4. Testing & Results

The entire system is successfully dockerized and validated.

Test Suite Execution

  • Wrote extensive pytest test cases covering session isolation, LLM-as-a-judge boundaries, hierarchy phase transitions, and end-to-end API flows.
  • Result: 50/50 tests passed in 3.71s within the Docker container.

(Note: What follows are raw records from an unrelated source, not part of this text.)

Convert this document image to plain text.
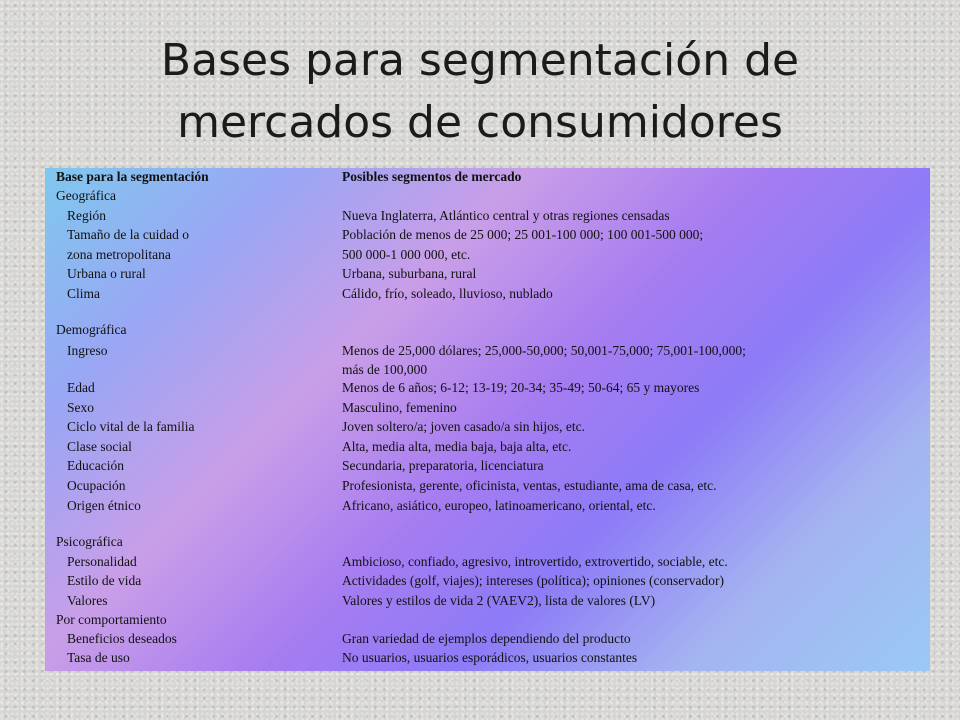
Bases para segmentación de
mercados de consumidores
Base para la segmentación	Posibles segmentos de mercado
Geográfica
Región	Nueva Inglaterra, Atlántico central y otras regiones censadas
Tamaño de la cuidad o	Población de menos de 25 000; 25 001-100 000; 100 001-500 000;
zona metropolitana	500 000-1 000 000, etc.
Urbana o rural	Urbana, suburbana, rural
Clima	Cálido, frío, soleado, lluvioso, nublado
Demográfica
Ingreso	Menos de 25,000 dólares; 25,000-50,000; 50,001-75,000; 75,001-100,000;
más de 100,000
Edad	Menos de 6 años; 6-12; 13-19; 20-34; 35-49; 50-64; 65 y mayores
Sexo	Masculino, femenino
Ciclo vital de la familia	Joven soltero/a; joven casado/a sin hijos, etc.
Clase social	Alta, media alta, media baja, baja alta, etc.
Educación	Secundaria, preparatoria, licenciatura
Ocupación	Profesionista, gerente, oficinista, ventas, estudiante, ama de casa, etc.
Origen étnico	Africano, asiático, europeo, latinoamericano, oriental, etc.
Psicográfica
Personalidad	Ambicioso, confiado, agresivo, introvertido, extrovertido, sociable, etc.
Estilo de vida	Actividades (golf, viajes); intereses (política); opiniones (conservador)
Valores	Valores y estilos de vida 2 (VAEV2), lista de valores (LV)
Por comportamiento
Beneficios deseados	Gran variedad de ejemplos dependiendo del producto
Tasa de uso	No usuarios, usuarios esporádicos, usuarios constantes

Live Endpoint Verification

  • Started the meta_hack-env Docker container and ran a live test_live.py validation script.
  • Single-Agent Backward Compatibility: Verified easy and hard tasks complete properly.
  • Hierarchy Easy Flow: Verified L1 respond β†’ L2 approve β†’ L1 close β†’ L2 approve.
  • Hierarchy Hard Flow: Verified L1 respond β†’ L2 escalate β†’ L3 resolve.
  • Role Rewards Verification: Confirmed JSON output parses correct dense role-rewards (e.g., {'support_agent': 0.425, 'supervisor': 0.725, 'manager': 0.65}).

5. Next Steps

With the environment, endpoints, and inference architecture fully deployed and validated on the feat/round2 branch, the final step for Hackathon readiness is:

  1. Training Pipeline: Develop the train_grpo.py script utilizing Unsloth / TRL to consume the new role_rewards dictionaries and fine-tune models to operate efficiently within this hierarchical structure.